Equities are off to a rough start for the week. The selling pressure is weighty in energy stocks, which have lost their leadership status after a stellar performance in Q1. The reversal of fortune is weighing on the Russell 2000, which counts energy as one of its highest sector weightings.
Oil isn’t helping matters much either, though its downturn hasn’t been as severe as the stocks that follow it. To wit, while crude futures are down 1.37% in midday trading, the Energy Sector ETF (NYSEARCA:XLE) is off 3%.
I wanted to spotlight three of the weakest energy stocks to consider selling in light of the carnage. This applies both to existing shareholders that aren’t willing to ride them into downtrends, as well as spectators looking for easy marks to sell short.
The former group will find today’s support breach troubling, and the latter group will find it tantalizing. Remember, one trader’s pain is another’s potential gain.
That said, here are three vulnerable energy stocks that deserve the bears’ attention.
Don your spectacles and join me for a closer inspection of each price chart.
3 Energy Stocks to Sell: Conoco Phillips (COP)
Conoco Phillips is the largest company on our list of energy stocks to dump. Its size did little in helping it stay aloft on Tuesday. The other giants like Exxon Mobil (NYSE:XOM) and Chevron (CVX) fared far better. COP’s stock price slipped below the 50-day moving average last Friday but still had a chance to hold critical support at $50. Doing so would have kept the intermediate-term uptrend alive.
But, alas, it wasn’t meant to be.
Today’s -4.3% drubbing cracked support and officially places Conoco Phillips in a daily downtrend. The increased volume suggests institutions were leaning heavily on the sell button throughout the session. The path of least resistance has officially shifted from higher to lower.
Implied volatility is in the tank at the 6th percentile, and that makes long put spreads the way to go.
The Trade: Buy the June $50/$45 bear put for $2.30
Occidental Petroleum (OXY)
The trend reversal for OXY is further along than COP. I’m a fan of using the 50-day moving average as a guide for intermediate trends. Breaking it is a huge red flag. Occidental Petroleum fell below the 50-day on April 5 and has been trending lower ever since. Today, the selling reached a fever pitch, driving prices down another 6% after breaking another pivot low.
We could still see mild bounces along the way, but there isn’t much support until we hit $20. That leaves plenty of room for bears to profit.
Implied volatility has risen over the past two weeks to 28%. As such, I prefer buying put spreads over put options outright.
The Trade: Buy the June $23/$20 bear put for $1.15.
Energy Stocks to Sell: Holly Frontier Corp (HFC)
Holly Frontier Corp rounds out today’s trio of energy stocks to sell. Its pattern mirrors COP with a fresh support break. HFC is now trending below both the 20-day and 50-day moving averages. Unless it can power back above $36.50, the bearish thesis is strong. The first downside target is $32. After that, $28 comes into play.

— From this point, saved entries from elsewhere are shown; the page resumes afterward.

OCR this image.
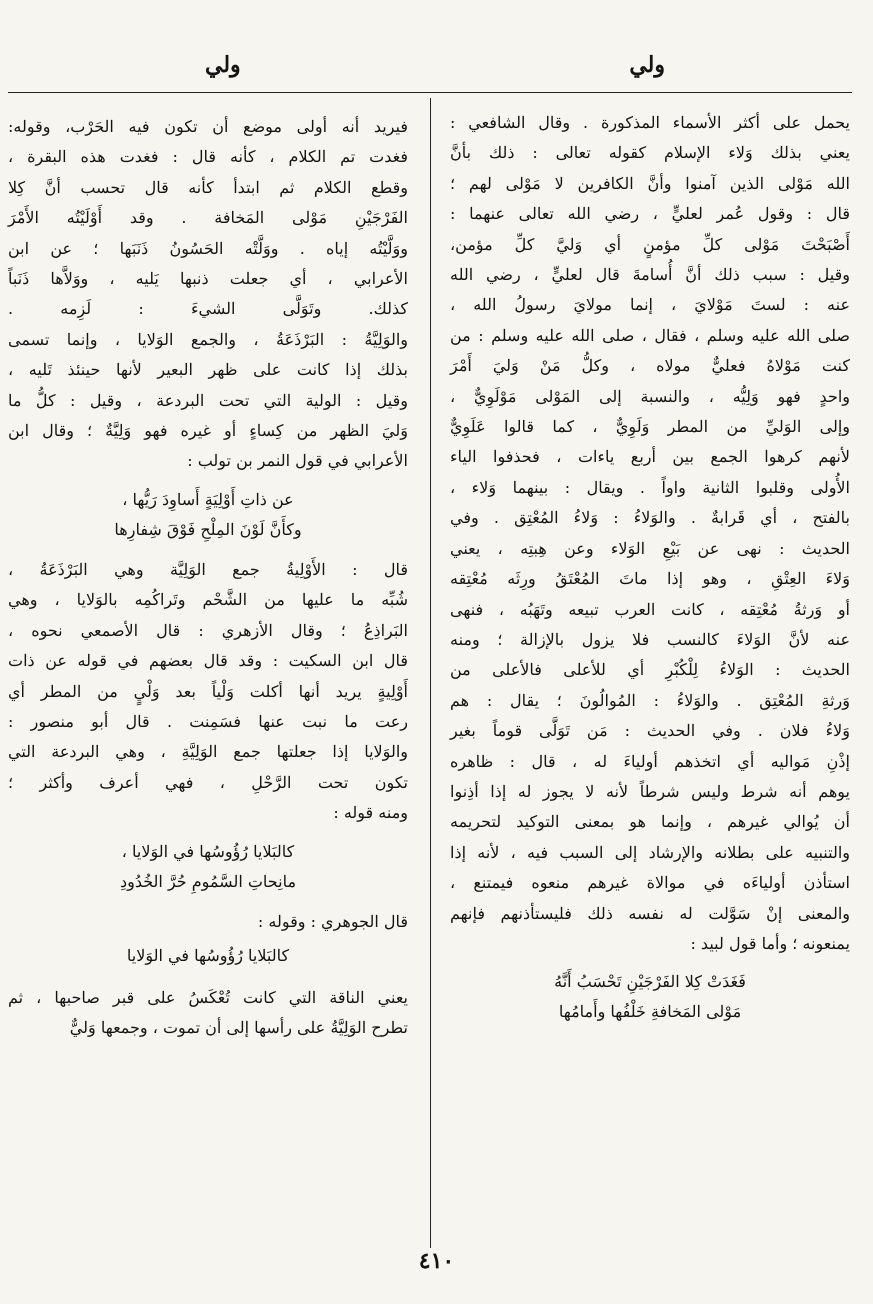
ولي
ولي

يحمل على أكثر الأسماء المذكورة . وقال الشافعي :

يعني بذلك وَلاء الإسلام كقوله تعالى : ذلك بأنَّ

الله مَوْلى الذين آمنوا وأنَّ الكافرين لا مَوْلى لهم ؛

قال : وقول عُمر لعليٍّ ، رضي الله تعالى عنهما :

أَصْبَحْتَ مَوْلى كلِّ مؤمنٍ أي وَليَّ كلِّ مؤمن،

وقيل : سبب ذلك أنَّ أُسامةَ قال لعليٍّ ، رضي الله

عنه : لستَ مَوْلايَ ، إنما مولايَ رسولُ الله ،

صلى الله عليه وسلم ، فقال ، صلى الله عليه وسلم : من

كنت مَوْلاهُ فعليٌّ مولاه ، وكلُّ مَنْ وَليَ أَمْرَ

واحدٍ فهو وَلِيُّه ، والنسبة إلى المَوْلى مَوْلَوِيٌّ ،

وإلى الوَليِّ من المطر وَلَوِيٌّ ، كما قالوا عَلَوِيٌّ

لأنهم كرهوا الجمع بين أربع ياءات ، فحذفوا الياء

الأُولى وقلبوا الثانية واواً . ويقال : بينهما وَلاء ،

بالفتح ، أي قَرابةٌ . والوَلاءُ : وَلاءُ المُعْتِق . وفي

الحديث : نهى عن بَيْعِ الوَلاء وعن هِبتِه ، يعني

وَلاءَ العِتْقِ ، وهو إذا ماتَ المُعْتَقُ ورِثَه مُعْتِقه

أو وَرثةُ مُعْتِقه ، كانت العرب تبيعه وتَهَبُه ، فنهى

عنه لأنَّ الوَلاءَ كالنسب فلا يزول بالإزالة ؛ ومنه

الحديث : الوَلاءُ لِلْكُبْرِ أي للأعلى فالأعلى من

وَرثةِ المُعْتِق . والوَلاءُ : المُوالُونَ ؛ يقال : هم

وَلاءُ فلان . وفي الحديث : مَن تَوَلَّى قوماً بغير

إذْنِ مَواليه أي اتخذهم أولياءَ له ، قال : ظاهره

يوهم أنه شرط وليس شرطاً لأنه لا يجوز له إذا أذِنوا

أن يُوالي غيرهم ، وإنما هو بمعنى التوكيد لتحريمه

والتنبيه على بطلانه والإرشاد إلى السبب فيه ، لأنه إذا

استأذن أولياءَه في موالاة غيرهم منعوه فيمتنع ،

والمعنى إنْ سَوَّلت له نفسه ذلك فليستأذنهم فإنهم

يمنعونه ؛ وأما قول لبيد :

فَغَدَتْ كِلا الفَرْجَيْنِ تَحْسَبُ أَنَّهُ
مَوْلى المَخافةِ خَلْفُها وأَمامُها

فيريد أنه أولى موضع أن تكون فيه الحَرْب، وقوله:

فغدت تم الكلام ، كأنه قال : فغدت هذه البقرة ،

وقطع الكلام ثم ابتدأ كأنه قال تحسب أنَّ كِلا

الفَرْجَيْنِ مَوْلى المَخافة . وقد أَوْلَيْتُه الأَمْرَ

ووَلَّيْتُه إياه . ووَلَّتْه الحَسُونُ ذَنَبَها ؛ عن ابن

الأعرابي ، أي جعلت ذنبها يَليه ، ووَلاَّها ذَنَباً

كذلك. وتَوَلَّى الشيءَ : لَزِمه .

والوَلِيَّةُ : البَرْذَعَةُ ، والجمع الوَلايا ، وإنما تسمى

بذلك إذا كانت على ظهر البعير لأنها حينئذ تَليه ،

وقيل : الولية التي تحت البردعة ، وقيل : كلُّ ما

وَليَ الظهر من كِساءٍ أو غيره فهو وَلِيَّةٌ ؛ وقال ابن

الأعرابي في قول النمر بن تولب :

عن ذاتِ أَوْلِيَةٍ أَساوِدَ رَيُّها ،
وكأَنَّ لَوْنَ المِلْحِ فَوْقَ شِفارِها

قال : الأَوْلِيةُ جمع الوَلِيَّة وهي البَرْذَعَةُ ،

شُبِّه ما عليها من الشَّحْم وتَراكُمِه بالوَلايا ، وهي

البَراذِعُ ؛ وقال الأزهري : قال الأصمعي نحوه ،

قال ابن السكيت : وقد قال بعضهم في قوله عن ذات

أَوْلِيةٍ يريد أنها أكلت وَلْياً بعد وَلْيٍ من المطر أي

رعت ما نبت عنها فسَمِنت . قال أبو منصور :

والوَلايا إذا جعلتها جمع الوَلِيَّةِ ، وهي البردعة التي

تكون تحت الرَّحْلِ ، فهي أعرف وأكثر ؛

ومنه قوله :

كالبَلايا رُؤُوسُها في الوَلايا ،
مانِحاتِ السَّمُومِ حُرَّ الخُدُودِ

قال الجوهري : وقوله :

كالبَلايا رُؤُوسُها في الوَلايا

يعني الناقة التي كانت تُعْكَسُ على قبر صاحبها ، ثم

تطرح الوَلِيَّةُ على رأسها إلى أن تموت ، وجمعها وَليٌّ

٤١٠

The lower price tag could make long puts a viable trade here. The implied volatility rank of 15% suggests prices are low enough. You could use a put spread like the previous two trade ideas if you want to cheapen the trade even further.
The Trade: Buy the June $35 put for $3.20.
On the date of publication, Tyler Craig did not have (either directly or indirectly) any positions in the securities mentioned in this article.